Canadians who never have their joint pains and aches examined by a doctor could be making the problem much worse, The Arthritis Society warns. The Society is encouraging people during Arthritis Awareness Month in September to complete a short quiz at www.arthritisquiz.ca to help them determine whether they have osteoarthritis (OA) and prevent long-term joint damage.
“Joint pain is a daily reality for millions of Canadians, but unfortunately many never follow up with their health-care provider. Some think it’s an inevitable part of aging, others hope it will go away,” says Steven McNair, President and CEO of The Arthritis Society. “Learning more about what lies behind your joint pain is a major quality of life issue. Establishing an early diagnosis of osteoarthritis is critical to the outcome of the disease, since it only gets progressively worse and therapies work best when started as early as possible.”

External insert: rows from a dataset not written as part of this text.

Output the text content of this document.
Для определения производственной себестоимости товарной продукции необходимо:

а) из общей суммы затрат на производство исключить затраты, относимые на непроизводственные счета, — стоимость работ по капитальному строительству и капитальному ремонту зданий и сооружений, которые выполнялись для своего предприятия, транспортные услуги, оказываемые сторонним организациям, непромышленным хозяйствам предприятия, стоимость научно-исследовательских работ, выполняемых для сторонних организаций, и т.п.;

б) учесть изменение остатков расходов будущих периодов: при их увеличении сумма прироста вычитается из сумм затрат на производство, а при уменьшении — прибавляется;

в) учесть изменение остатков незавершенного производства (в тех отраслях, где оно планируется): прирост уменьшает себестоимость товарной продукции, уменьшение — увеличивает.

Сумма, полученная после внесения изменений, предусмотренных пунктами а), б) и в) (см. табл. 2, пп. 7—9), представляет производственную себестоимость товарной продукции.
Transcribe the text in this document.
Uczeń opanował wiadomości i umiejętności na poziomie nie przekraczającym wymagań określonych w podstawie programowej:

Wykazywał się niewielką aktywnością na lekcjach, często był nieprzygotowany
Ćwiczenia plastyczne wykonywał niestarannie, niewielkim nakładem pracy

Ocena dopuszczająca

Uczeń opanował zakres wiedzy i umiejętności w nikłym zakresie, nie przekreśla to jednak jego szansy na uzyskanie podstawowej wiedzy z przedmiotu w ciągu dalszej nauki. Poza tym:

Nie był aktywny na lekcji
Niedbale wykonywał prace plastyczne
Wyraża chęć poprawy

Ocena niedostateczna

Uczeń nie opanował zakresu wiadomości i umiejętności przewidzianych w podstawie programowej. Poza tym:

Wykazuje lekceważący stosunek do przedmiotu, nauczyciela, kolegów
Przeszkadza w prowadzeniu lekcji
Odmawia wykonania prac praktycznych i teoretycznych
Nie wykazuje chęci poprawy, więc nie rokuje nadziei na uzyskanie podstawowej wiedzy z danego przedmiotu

OA is the most common type of arthritis, affecting more than three million Canadians. While anyone can get OA, it is more common as we age. It occurs when cartilage, the tough elastic material that covers and protects the ends of bones, begins to wear away. The result is pain, stiffness, swelling and bone-on-bone movement in the affected joint. Joints commonly affected are the end joints of fingers, the middle joints of fingers, hips, knees and the neck (cervical spine). Over 90 per cent of the more than 58,000 annual joint replacement surgeries in Canada result from the end stage of joint damage caused by OA.
While there is still no cure for OA, appropriate treatment and a healthy lifestyle can allow someone to take control of their disease. “Managing body weight through physical activity and a balanced diet is one of most effective ways of reducing joint pain,” Dr. Joanne Homik, Chair of The Arthritis Society’s Medical Advisory Committee, explains. “Losing 10 pounds reduces the pressure on each knee by 40 pounds. Being overweight puts an extra burden on your weight-bearing joints, such as the hips, knees, ankles and feet.”
Every September, The Arthritis Society aims to heighten awareness of the prevalence of arthritis in Canada and to raise much-needed funds for arthritis research and programs. In addition to useful resources, such as the toll-free Arthritis Information Line (1.800.321.1433) and website (www.arthritis.ca), The Society offers the Arthritis Self-Management Program and Chronic Pain Management Workshop, programs that inform participants on how to handle pain and stress, eat healthy and exercise with arthritis.